Nor did the EIS try to identify alternatives that could lessen these impacts.  Reclamation attempted to minimize the impacts of lost surface water supply by unreasonably assuming the lost supply would be made up from increased pumping of already stressed groundwater supplies.  In its Record of Decision issued January 11, 2016 Reclamation announced that it would continue on with the existing measures, and provide no mitigation.

It is inexplicable that Reclamation would pass up the opportunity to reassess the existing measures and make a much more careful and robust analysis than what is found in the EIS.  NEPA requires no less.

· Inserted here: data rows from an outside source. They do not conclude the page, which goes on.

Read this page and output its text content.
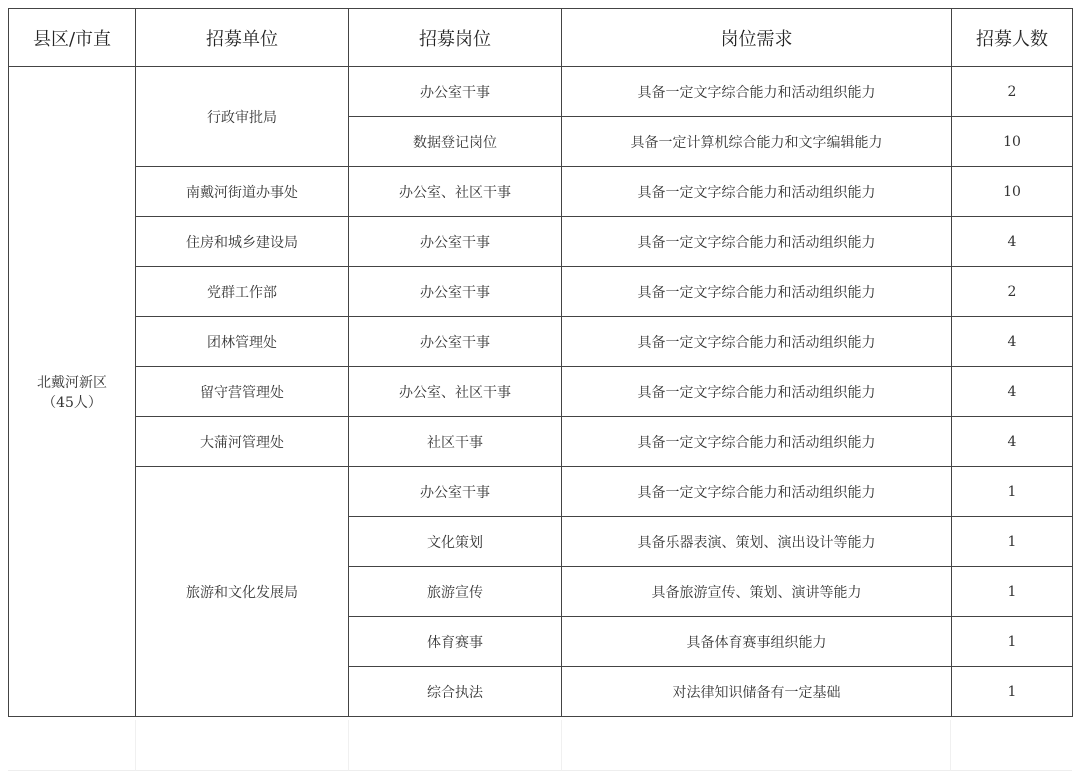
县区/市直	招募单位	招募岗位	岗位需求	招募人数
北戴河新区
（45人）	行政审批局	办公室干事	具备一定文字综合能力和活动组织能力	2
		数据登记岗位	具备一定计算机综合能力和文字编辑能力	10
	南戴河街道办事处	办公室、社区干事	具备一定文字综合能力和活动组织能力	10
	住房和城乡建设局	办公室干事	具备一定文字综合能力和活动组织能力	4
	党群工作部	办公室干事	具备一定文字综合能力和活动组织能力	2
	团林管理处	办公室干事	具备一定文字综合能力和活动组织能力	4
	留守营管理处	办公室、社区干事	具备一定文字综合能力和活动组织能力	4
	大蒲河管理处	社区干事	具备一定文字综合能力和活动组织能力	4
	旅游和文化发展局	办公室干事	具备一定文字综合能力和活动组织能力	1
		文化策划	具备乐器表演、策划、演出设计等能力	1
		旅游宣传	具备旅游宣传、策划、演讲等能力	1
		体育赛事	具备体育赛事组织能力	1
		综合执法	对法律知识储备有一定基础	1
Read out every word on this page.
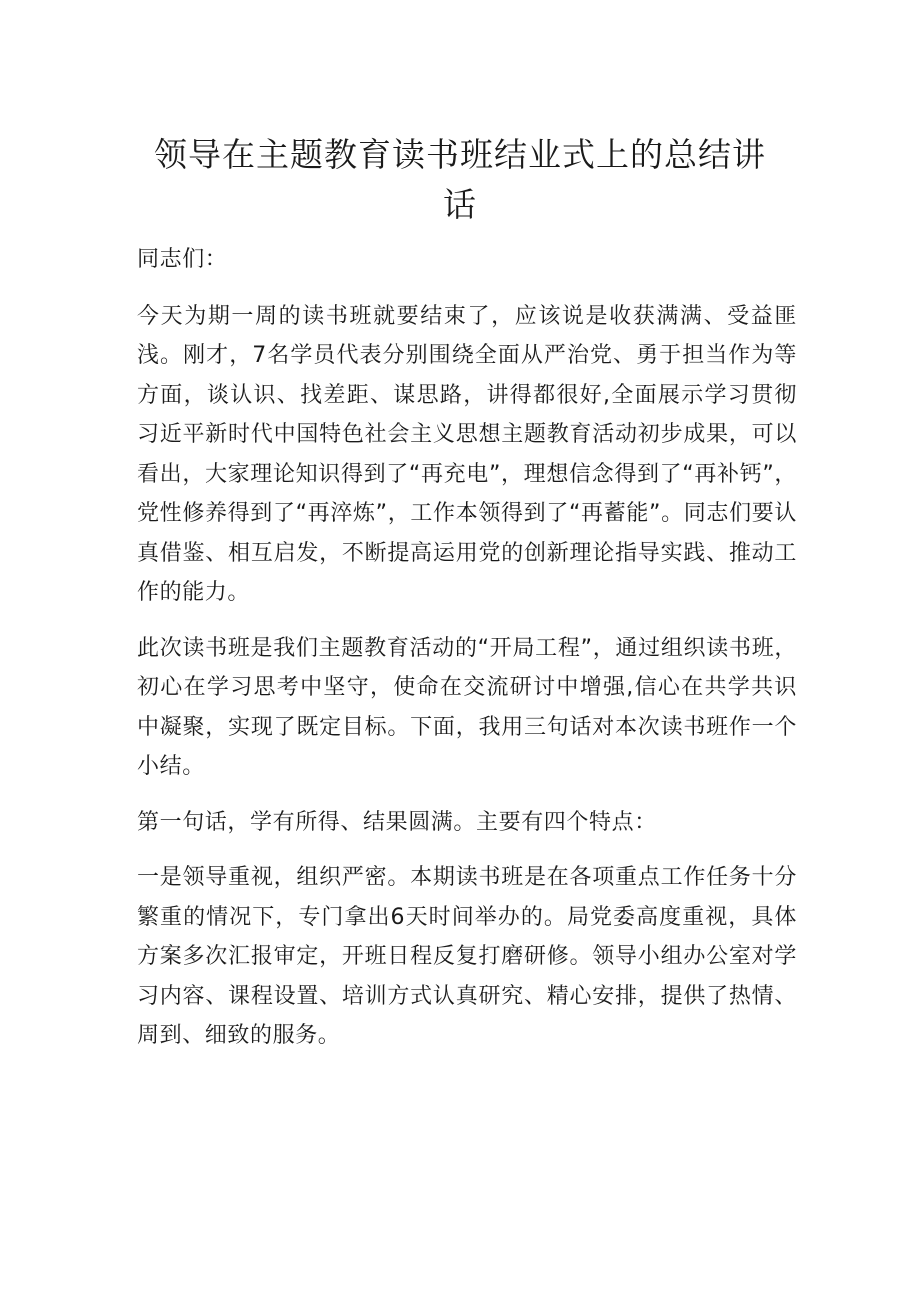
领导在主题教育读书班结业式上的总结讲
话

同志们：

今天为期一周的读书班就要结束了，应该说是收获满满、受益匪浅。刚才，7名学员代表分别围绕全面从严治党、勇于担当作为等方面，谈认识、找差距、谋思路，讲得都很好,全面展示学习贯彻习近平新时代中国特色社会主义思想主题教育活动初步成果，可以看出，大家理论知识得到了“再充电”，理想信念得到了“再补钙”，党性修养得到了“再淬炼”，工作本领得到了“再蓄能”。同志们要认真借鉴、相互启发，不断提高运用党的创新理论指导实践、推动工作的能力。

此次读书班是我们主题教育活动的“开局工程”，通过组织读书班，初心在学习思考中坚守，使命在交流研讨中增强,信心在共学共识中凝聚，实现了既定目标。下面，我用三句话对本次读书班作一个小结。

第一句话，学有所得、结果圆满。主要有四个特点：

一是领导重视，组织严密。本期读书班是在各项重点工作任务十分繁重的情况下，专门拿出6天时间举办的。局党委高度重视，具体方案多次汇报审定，开班日程反复打磨研修。领导小组办公室对学习内容、课程设置、培训方式认真研究、精心安排，提供了热情、周到、细致的服务。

The lawsuit filed today seeks to compel Reclamation to do the right thing and perform the analysis it should have.  If successful, the lawsuit may ultimately result in measures that actually help fish, and identify mitigation activities or alternatives that lessen or avoid water supply impacts that millions of Californians in the Central Valley Project and the State Water Project depend on.

Many of those affected reside in disadvantaged communities and are already struggling to pay for a water supply made scarce by layers of other, yet equally ill-advised bureaucratic regulations.  California’s water supply is too precious for Reclamation not to make the best informed decision it can.